Aslında başarı tanım yapılması çok zor bir kavramdır. Kişiden kişiye değişkenliği oldukça fazladır. Toplumsal değerleri oldukça fazladır. Başarı istediğin hayat mı? İstediğin hayat, ulaştığın başarılarla değişkenlik gösterebilir. Kabul edilmiş başarının takdir alma boyutuna girmiyorum bile, o asla yeterli gelmeyebilir.

Yani insanın mutsuzluğunu doyumsuzluğu ile bağdaştırabilir miyiz?

Modernizm, ilkeleri gereği aydınlanmayı hedef alır.

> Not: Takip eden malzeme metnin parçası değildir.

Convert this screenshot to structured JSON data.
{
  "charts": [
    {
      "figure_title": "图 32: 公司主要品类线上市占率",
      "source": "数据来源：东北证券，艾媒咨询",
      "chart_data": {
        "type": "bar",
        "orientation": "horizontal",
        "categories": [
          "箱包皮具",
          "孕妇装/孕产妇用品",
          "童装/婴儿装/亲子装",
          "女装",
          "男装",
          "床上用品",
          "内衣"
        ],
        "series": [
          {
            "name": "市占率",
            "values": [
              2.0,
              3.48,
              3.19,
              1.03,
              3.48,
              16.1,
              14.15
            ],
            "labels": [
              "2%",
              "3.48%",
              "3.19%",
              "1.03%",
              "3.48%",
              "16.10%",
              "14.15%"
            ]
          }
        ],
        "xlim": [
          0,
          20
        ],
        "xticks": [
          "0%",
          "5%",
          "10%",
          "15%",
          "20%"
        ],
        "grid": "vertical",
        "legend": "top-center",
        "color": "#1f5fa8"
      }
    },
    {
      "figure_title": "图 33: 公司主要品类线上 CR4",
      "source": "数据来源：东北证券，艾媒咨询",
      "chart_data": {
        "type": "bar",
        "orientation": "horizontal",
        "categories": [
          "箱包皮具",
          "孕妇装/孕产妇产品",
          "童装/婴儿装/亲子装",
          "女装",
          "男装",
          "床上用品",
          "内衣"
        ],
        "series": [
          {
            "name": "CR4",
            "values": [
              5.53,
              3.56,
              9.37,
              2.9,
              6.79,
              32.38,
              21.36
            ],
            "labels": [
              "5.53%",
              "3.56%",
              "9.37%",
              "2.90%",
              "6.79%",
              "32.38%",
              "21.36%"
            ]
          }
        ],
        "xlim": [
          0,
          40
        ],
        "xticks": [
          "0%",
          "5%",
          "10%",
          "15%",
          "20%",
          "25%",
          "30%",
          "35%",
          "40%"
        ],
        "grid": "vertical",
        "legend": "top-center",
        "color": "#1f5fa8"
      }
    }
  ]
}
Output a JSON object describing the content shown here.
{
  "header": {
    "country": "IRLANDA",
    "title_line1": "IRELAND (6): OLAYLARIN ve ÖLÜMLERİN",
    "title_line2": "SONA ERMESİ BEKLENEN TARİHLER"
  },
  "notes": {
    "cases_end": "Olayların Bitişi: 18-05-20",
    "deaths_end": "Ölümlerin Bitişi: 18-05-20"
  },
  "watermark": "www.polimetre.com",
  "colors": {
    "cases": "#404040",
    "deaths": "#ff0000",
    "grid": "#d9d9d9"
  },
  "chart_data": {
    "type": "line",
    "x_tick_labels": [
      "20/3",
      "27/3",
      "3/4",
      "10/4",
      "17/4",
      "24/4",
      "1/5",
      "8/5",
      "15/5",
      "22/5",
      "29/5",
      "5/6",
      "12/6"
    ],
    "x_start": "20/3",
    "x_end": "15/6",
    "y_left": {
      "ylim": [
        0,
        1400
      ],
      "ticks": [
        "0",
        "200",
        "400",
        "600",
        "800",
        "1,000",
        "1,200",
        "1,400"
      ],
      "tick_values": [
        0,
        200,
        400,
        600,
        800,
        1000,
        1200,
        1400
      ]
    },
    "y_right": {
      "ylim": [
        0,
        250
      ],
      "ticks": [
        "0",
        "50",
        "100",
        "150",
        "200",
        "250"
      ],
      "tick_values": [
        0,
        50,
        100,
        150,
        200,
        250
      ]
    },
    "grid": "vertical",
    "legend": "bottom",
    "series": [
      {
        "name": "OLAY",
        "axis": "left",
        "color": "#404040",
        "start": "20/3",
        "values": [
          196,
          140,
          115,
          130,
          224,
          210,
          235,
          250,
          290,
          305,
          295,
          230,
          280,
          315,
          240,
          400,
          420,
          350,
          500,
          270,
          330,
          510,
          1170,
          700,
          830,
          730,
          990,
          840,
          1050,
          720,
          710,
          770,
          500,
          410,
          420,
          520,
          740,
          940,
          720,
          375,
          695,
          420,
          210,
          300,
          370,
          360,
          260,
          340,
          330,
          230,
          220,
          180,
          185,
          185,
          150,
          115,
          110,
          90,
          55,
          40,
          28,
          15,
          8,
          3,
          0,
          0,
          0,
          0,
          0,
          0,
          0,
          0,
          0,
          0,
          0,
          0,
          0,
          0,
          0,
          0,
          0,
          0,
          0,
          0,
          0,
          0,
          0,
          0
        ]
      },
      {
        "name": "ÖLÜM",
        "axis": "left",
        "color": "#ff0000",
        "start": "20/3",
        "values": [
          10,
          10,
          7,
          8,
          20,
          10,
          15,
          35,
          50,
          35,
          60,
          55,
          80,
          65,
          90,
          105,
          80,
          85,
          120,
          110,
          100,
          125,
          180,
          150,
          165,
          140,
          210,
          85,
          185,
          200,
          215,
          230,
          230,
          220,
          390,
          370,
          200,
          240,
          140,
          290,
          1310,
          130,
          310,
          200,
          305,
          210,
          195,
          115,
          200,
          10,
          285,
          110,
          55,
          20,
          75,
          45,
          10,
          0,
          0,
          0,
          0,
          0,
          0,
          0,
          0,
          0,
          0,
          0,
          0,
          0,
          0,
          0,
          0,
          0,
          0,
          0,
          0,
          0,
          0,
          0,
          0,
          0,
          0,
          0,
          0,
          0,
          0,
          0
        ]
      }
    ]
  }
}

Modernizminden sonra çıkan postmodern felsefe ise modernizmin hakikata olan ulaşma sürecini eleştirir. Ne yazık ki çoğu kişi savunsa da postpodernizme felsefi görüş demeyi red ediyorum. Postmodernizm daha çok bir dönem adıdır. Burada gelmek istediğim yer aralarındaki çatışmalar değil. Bu düşünceler yada dönemsel etmenler sürekli olarak insanı düşünmeye ittiği bir hal içerisindedir. Bu hal ve dürtü insanı az yada çok pesimizme yöneltir. Yada yöneltmese de etrafımızdaki pesimizmden etkileniriz. Pesimizm görüşü gereği her durumu karamsarlıkla veya talihsizlikle açıklar. Karamsarlık boyutunu ele alalım. Karamsarlık çözümseyemediğimiz meselelerde ortaya çıkar. Her şeyin en kötüsünü hesap etmek zorundaymış gibi hissedebiliriz. Bunun içinde az yada çok bir konuyla uğraşmamız yeterlidir. Buda beraberinde bahsettiğimiz mutsuzluğu getirebilir.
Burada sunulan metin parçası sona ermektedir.